Asteroid Zero-Four is a science fiction board wargame published by Task Force Games in 1979.

==Description==
American and Soviet miners in the asteroid belt have been cut off from contact with Earth by solar flares, and become engaged in a nuclear war for dominance.

===Components===
The game is played with:
- 17" x 22" map
- counters for missiles, fighters, bombers, tankers, engineers and damage.
- 20-page rulebook
- two Strategic Displays

===Gameplay===
During a turn,
- spacecraft and missiles are launched
  - missile targets are revealed simultaneously
  - spacecraft can engage in combat
- spacecraft can land to re-arm, refuel and be repaired
- engineers can be deployed to repair their asteroid

===Victory conditions===
At the end of the last turn, the player with the asteroid still best able to function as a mine is the winner.

==Publication history==
Although best known for their boxed game Starfleet Battles, Task Force Games started in 1979 by publishing a series of microgames designed by Stephen V. Cole, the second being Asteroid Zero-Four, released in 1979 with artwork by Alvin Belflower and Allen D. Eldridge.

Task Force Games continued the same storyline in a sequel, Cerberus, in which the combined U.S.-Russia forces from Asteroid Zero-Four invade another planet.

Task Force Games developed a 16K computer version of Asteroid Zero-Four.

==Reception==
In the September 1979 edition of Dragon, Tim Kask compared Asteroid Zero-Four to Starfire, also published at the same time by Task Force Games, and found that Asteroid Zero-Four was "slightly more involved than Starfire" but promised to be excellent because both were designed by Stephen Cole.

In Ares Magazine #1 (March 1980), Steve List rated Asteroid Zero-Four at 6 out of 9, saying, "the key to the game is the static defenses; missiles to pick off the incoming ships at long range and lasers to swallow up those who close. Massed attacks are necessary to saturate these defenses. While this game is not particularly good science fiction, it is fun to play."

In the September 1980 issue of The Space Gamer (Issue No. 31), Steve Winter found "Asteroid Zero-Four to be "an intelligent, challenging game. It takes nerves and strategy to play well. If you can handle the bookkeeping, this one will make you sweat."

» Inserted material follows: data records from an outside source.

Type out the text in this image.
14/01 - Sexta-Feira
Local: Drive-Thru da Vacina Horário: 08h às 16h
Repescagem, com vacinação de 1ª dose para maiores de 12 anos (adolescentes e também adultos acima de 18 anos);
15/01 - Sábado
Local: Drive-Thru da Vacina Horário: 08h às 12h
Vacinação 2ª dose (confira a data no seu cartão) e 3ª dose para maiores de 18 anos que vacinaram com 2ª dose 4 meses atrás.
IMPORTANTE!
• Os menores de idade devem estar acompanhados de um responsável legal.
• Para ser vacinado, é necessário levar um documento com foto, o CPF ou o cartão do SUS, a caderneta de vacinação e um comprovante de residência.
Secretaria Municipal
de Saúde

In the October 1980 issue of Fantastic, game designer Greg Costikyan wrote "If there is a fault, it lies in the lack of innovative design: the premise seems an attempt to rationalize using a carrier system for space combat. Thus, the premise comes after the fact, rather than being the basis for the design of the game. This, in fact, seems to be Task Force's usual problem: a lack of imagination."

Alestair Brown in White Dwarf #22 (December 1980 – January 1981) gave it a 6, and said "verdicts ranged from almost total bewilderment ... to enthusiastic enjoyment".

In Issue 35 of Phoenix, Richard Jordan found the missile damage resolution too time-consuming, and concluded "A good idea, although too much bookkeeping for my liking [...] For Sc-Fi buffs well worth looking at, and for Wargamers in general an excellent combination of Strategy and Tactics."

In Issue 27 of Simulacrum, Joe Scoleri commented, "At its core, Asteroid Zero-Four is a shoot-em-up slugfest. The victory conditions require you to blast the hell out of the mining operations on the opposing asteroid while trying to keep yours from being blasted as badly." Scoleri did note the relative complexity of the game compared to other microgames, saying, "Of course, the game's detail comes at a price. While not overly complex or onerous for its time, today’s gamers may find Asteroid Zero-Four too labor intensive for a pure slugfest style game.